The AI market is expanding at a remarkable pace. According to a report by Grand View Research, the chatbot automation segment—including customer service, branding, personal assistants, and process automation—is projected to grow by 24% annually, reaching billion-dollar valuations by 2030.
"Gadget-Type" Solutions
In the beginning, the development of chatbots was met with great enthusiasm. The ability to have conversations with historical figures like Napoleon, via platforms such as character.ai, seemed fascinating. However, the excitement of such interactions fades quickly. These types of solutions, although they may attract users and secure rounds of funding, often function as gadgets. If they fail to find a necessary business function, their popularity declines. Their downfall is usually spectacular – and many of these "collapses" are still ahead of us, especially when we recall Peter Thiel's words about the current stage of the cycle we're in.
Challenges for Startups
Innovative solutions are continuously evolving, and many technology providers attract pioneering startups with freemium access to their platforms. However, this access often leads to a challenge: these providers may replicate the solutions developed by startups, disseminating them widely and reducing the startups' temporary competitive edge.
We encountered a similar issue ourselves a year ago. Just a month after launching Chat GPT service, we received a grant that granted us full access to their resources.
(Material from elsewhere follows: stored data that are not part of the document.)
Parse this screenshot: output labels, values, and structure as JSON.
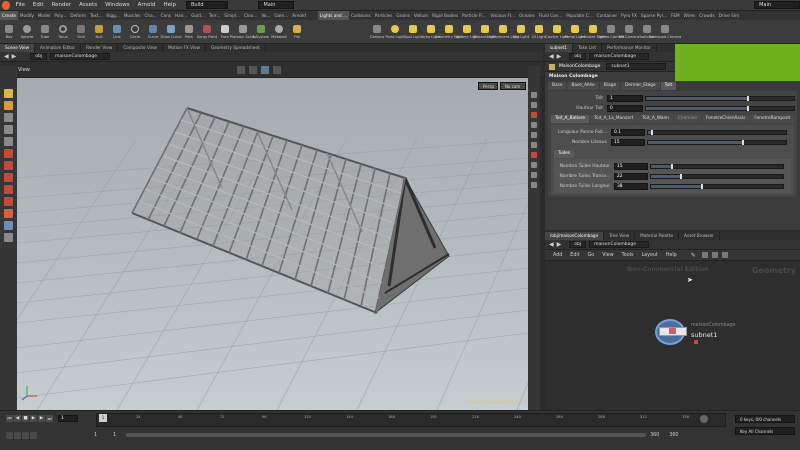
{
  "menubar": {
    "items": [
      "File",
      "Edit",
      "Render",
      "Assets",
      "Windows",
      "Arnold",
      "Help"
    ],
    "desktop": "Build",
    "context": "Main",
    "right_context": "Main"
  },
  "shelf_tabs": [
    "Create",
    "Modify",
    "Model",
    "Poly...",
    "Deform",
    "Text...",
    "Rigg...",
    "Muscles",
    "Cha...",
    "Cons",
    "Hair...",
    "Guid...",
    "Terr...",
    "Simpl...",
    "Clou...",
    "Vo...",
    "Gam...",
    "Arnold"
  ],
  "shelf_tabs_right": [
    "Lights and ...",
    "Collisions",
    "Particles",
    "Grains",
    "Vellum",
    "Rigid Bodies",
    "Particle Fl...",
    "Viscous Fl...",
    "Oceans",
    "Fluid Con...",
    "Populate C...",
    "Container",
    "Pyro FX",
    "Sparse Pyr...",
    "FEM",
    "Wires",
    "Crowds",
    "Drive Sim"
  ],
  "shelf_tools": [
    "Box",
    "Sphere",
    "Tube",
    "Torus",
    "Grid",
    "Null",
    "Line",
    "Circle",
    "Curve",
    "Draw Curve",
    "Path",
    "Spray Paint",
    "Font",
    "Platonic Solids",
    "L-System",
    "Metaball",
    "File"
  ],
  "shelf_tools_right": [
    "Camera",
    "Point Light",
    "Spot Light",
    "Area Light",
    "Geometry Light",
    "Volume Light",
    "Distant Light",
    "Environment Light",
    "Sky Light",
    "GI Light",
    "Caustic Light",
    "Portal Light",
    "Ambient Light",
    "Stereo Camera",
    "VR Camera",
    "Switcher",
    "Gamepad Camera"
  ],
  "viewport": {
    "tabs": [
      "Scene View",
      "Animation Editor",
      "Render View",
      "Composite View",
      "Motion FX View",
      "Geometry Spreadsheet"
    ],
    "path_root": "obj",
    "path_node": "maisonColombage",
    "title": "View",
    "persp_label": "Persp",
    "cam_label": "No cam",
    "watermark": "Non-Commercial Edition"
  },
  "params": {
    "tabs": [
      "subnet1",
      "Take List",
      "Performance Monitor"
    ],
    "path_root": "obj",
    "path_node": "maisonColombage",
    "node_type": "MaisonColombage",
    "node_name": "subnet1",
    "heading": "Maison Colombage",
    "main_tabs": [
      "Base",
      "Base_Allée",
      "Etage",
      "Dernier_Etage",
      "Toit"
    ],
    "fields_top": [
      {
        "label": "Toit",
        "value": "1"
      },
      {
        "label": "Hauteur Toit",
        "value": "0"
      }
    ],
    "sub_tabs": [
      "Toit_A_Batiere",
      "Toit_A_La_Mansart",
      "Toit_A_Walm",
      "Chemine",
      "FenetreChienAssis",
      "FenetreRampant"
    ],
    "fields_mid": [
      {
        "label": "Longueur Panne Fait...",
        "value": "0.1"
      },
      {
        "label": "Nombre Liteaux",
        "value": "15"
      }
    ],
    "tuiles_label": "Tuiles",
    "fields_tuiles": [
      {
        "label": "Nombre Tuiles Hauteur",
        "value": "15"
      },
      {
        "label": "Nombre Tuiles Transv...",
        "value": "22"
      },
      {
        "label": "Nombre Tuiles Longeur",
        "value": "38"
      }
    ]
  },
  "network": {
    "tabs": [
      "/obj/maisonColombage",
      "Tree View",
      "Material Palette",
      "Asset Browser"
    ],
    "path_root": "obj",
    "path_node": "maisonColombage",
    "menu": [
      "Add",
      "Edit",
      "Go",
      "View",
      "Tools",
      "Layout",
      "Help"
    ],
    "watermark": "Non-Commercial Edition",
    "context_label": "Geometry",
    "node_label_1": "maisonColombage",
    "node_label_2": "subnet1"
  },
  "timeline": {
    "ticks": [
      "24",
      "48",
      "72",
      "96",
      "120",
      "144",
      "168",
      "192",
      "216",
      "240",
      "264",
      "288",
      "312",
      "336"
    ],
    "current_frame": "1",
    "frame_marker": "1",
    "start_frame": "1",
    "start_field": "1",
    "end_frame": "360",
    "end_field": "360",
    "keys_label": "0 keys, 0/0 channels",
    "key_channels": "Key All Channels"
  },
  "colors": {
    "accent_green": "#6fb21e",
    "panel": "#3b3b3b",
    "viewport_sky": "#b3babe"
  }
}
During that period, we developed mechanisms that later became known as RAG (Retrieval-Augmented Generation). These solutions were also being developed in parallel by hundreds of other developers, making their emergence on the market both expected and inevitable. Today, the use of vector databases and RAG mechanisms has become a standard practice adopted by many companies.
Conversation Flows
While we have previously discussed the importance of personalization , today I’d like to focus on another crucial aspect we’ve been developing: aligning AI interactions with structured conversation flows. Many RAG-based solutions are effective at delivering carefully curated company knowledge to users, but this is not always the most critical factor. Effective user interactions require addressing various phases, such as authorization, information gathering, and executing specific actions. Designing a conversation that seamlessly guides users through these stages in a coherent and logical sequence remains a significant challenge for automated systems.
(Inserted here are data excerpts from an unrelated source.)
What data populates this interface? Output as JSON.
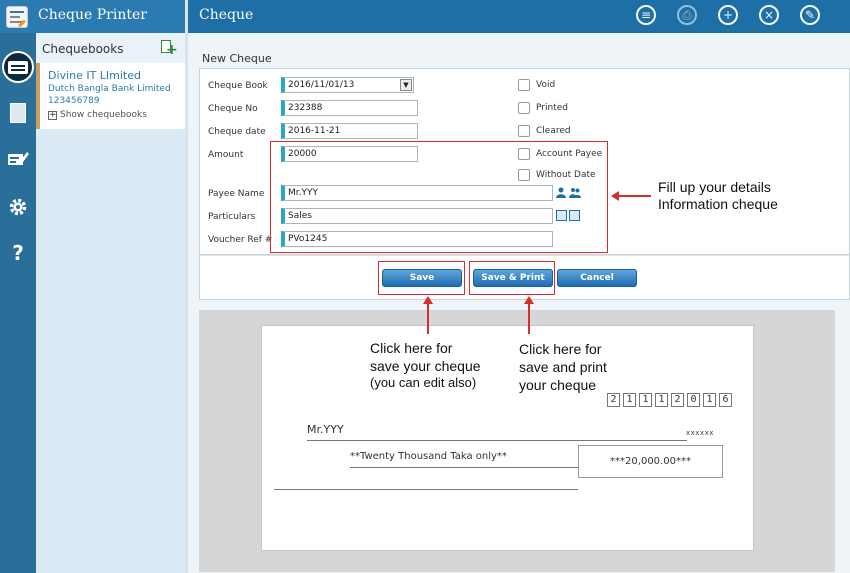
{
  "app": {
    "title": "Cheque Printer",
    "logo_text": "CHEQUE"
  },
  "header": {
    "title": "Cheque"
  },
  "header_buttons": [
    {
      "name": "menu",
      "icon": "≡"
    },
    {
      "name": "print",
      "icon": "⎙"
    },
    {
      "name": "add",
      "icon": "+"
    },
    {
      "name": "close",
      "icon": "×"
    },
    {
      "name": "edit",
      "icon": "✎"
    }
  ],
  "sidebar": {
    "help_icon": "?"
  },
  "chequebooks": {
    "title": "Chequebooks",
    "item": {
      "name": "Divine IT LImited",
      "bank": "Dutch Bangla Bank Limited",
      "account": "123456789"
    },
    "show_label": "Show chequebooks"
  },
  "form": {
    "section_title": "New Cheque",
    "labels": {
      "cheque_book": "Cheque Book",
      "cheque_no": "Cheque No",
      "cheque_date": "Cheque date",
      "amount": "Amount",
      "payee_name": "Payee Name",
      "particulars": "Particulars",
      "voucher_ref": "Voucher Ref #"
    },
    "values": {
      "cheque_book": "2016/11/01/13",
      "cheque_no": "232388",
      "cheque_date": "2016-11-21",
      "amount": "20000",
      "payee_name": "Mr.YYY",
      "particulars": "Sales",
      "voucher_ref": "PVo1245"
    },
    "checkboxes": {
      "void": "Void",
      "printed": "Printed",
      "cleared": "Cleared",
      "account_payee": "Account Payee",
      "without_date": "Without Date"
    }
  },
  "buttons": {
    "save": "Save",
    "save_print": "Save & Print",
    "cancel": "Cancel"
  },
  "annotations": {
    "fill_line1": "Fill up your details",
    "fill_line2": "Information cheque",
    "save_line1": "Click here for",
    "save_line2": "save your cheque",
    "save_line3": "(you can edit also)",
    "print_line1": "Click here for",
    "print_line2": "save and print",
    "print_line3": "your cheque"
  },
  "preview": {
    "date_digits": [
      "2",
      "1",
      "1",
      "1",
      "2",
      "0",
      "1",
      "6"
    ],
    "payee": "Mr.YYY",
    "payee_suffix": "xxxxxx",
    "amount_words": "**Twenty Thousand Taka only**",
    "amount_figure": "***20,000.00***"
  },
  "colors": {
    "header": "#1e6fa6",
    "sidebar": "#2a6e9a",
    "accent": "#2aa7c2",
    "annotation": "#d62d2d"
  }
}
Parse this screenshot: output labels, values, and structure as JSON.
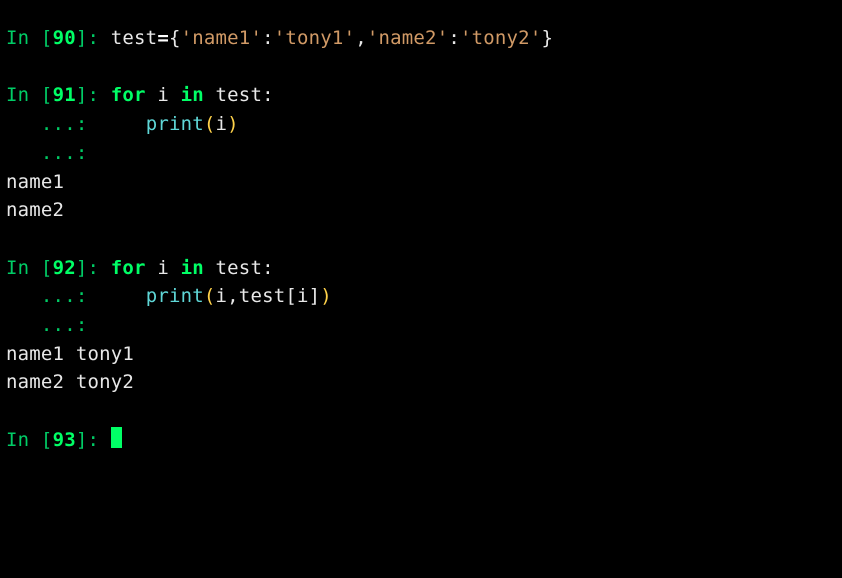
{
  "cells": [
    {
      "n": "90",
      "segments": [
        {
          "cls": "w",
          "t": "test"
        },
        {
          "cls": "wb",
          "t": "="
        },
        {
          "cls": "w",
          "t": "{"
        },
        {
          "cls": "o",
          "t": "'name1'"
        },
        {
          "cls": "w",
          "t": ":"
        },
        {
          "cls": "o",
          "t": "'tony1'"
        },
        {
          "cls": "w",
          "t": ","
        },
        {
          "cls": "o",
          "t": "'name2'"
        },
        {
          "cls": "w",
          "t": ":"
        },
        {
          "cls": "o",
          "t": "'tony2'"
        },
        {
          "cls": "w",
          "t": "}"
        }
      ],
      "continuations": [],
      "output": []
    },
    {
      "n": "91",
      "segments": [
        {
          "cls": "gb",
          "t": "for"
        },
        {
          "cls": "w",
          "t": " i "
        },
        {
          "cls": "gb",
          "t": "in"
        },
        {
          "cls": "w",
          "t": " test:"
        }
      ],
      "continuations": [
        [
          {
            "cls": "w",
            "t": "    "
          },
          {
            "cls": "c",
            "t": "print"
          },
          {
            "cls": "y",
            "t": "("
          },
          {
            "cls": "w",
            "t": "i"
          },
          {
            "cls": "y",
            "t": ")"
          }
        ],
        []
      ],
      "output": [
        "name1",
        "name2"
      ]
    },
    {
      "n": "92",
      "segments": [
        {
          "cls": "gb",
          "t": "for"
        },
        {
          "cls": "w",
          "t": " i "
        },
        {
          "cls": "gb",
          "t": "in"
        },
        {
          "cls": "w",
          "t": " test:"
        }
      ],
      "continuations": [
        [
          {
            "cls": "w",
            "t": "    "
          },
          {
            "cls": "c",
            "t": "print"
          },
          {
            "cls": "y",
            "t": "("
          },
          {
            "cls": "w",
            "t": "i,test[i]"
          },
          {
            "cls": "y",
            "t": ")"
          }
        ],
        []
      ],
      "output": [
        "name1 tony1",
        "name2 tony2"
      ]
    }
  ],
  "next_prompt_n": "93",
  "prompt": {
    "in_prefix": "In [",
    "in_suffix": "]: ",
    "cont": "   ...: "
  }
}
We’re proud that our product—Personal Advisor—offers a distinctive combination of personalization, the ability to tap into company knowledge via automatic connectors to popular corporate sources, the option to choose the consultant's persona, and, most importantly, executing conversations according to a well-structured, variant-based flow. While these features are still unique in the market, they are likely to become a standard practice in the years ahead.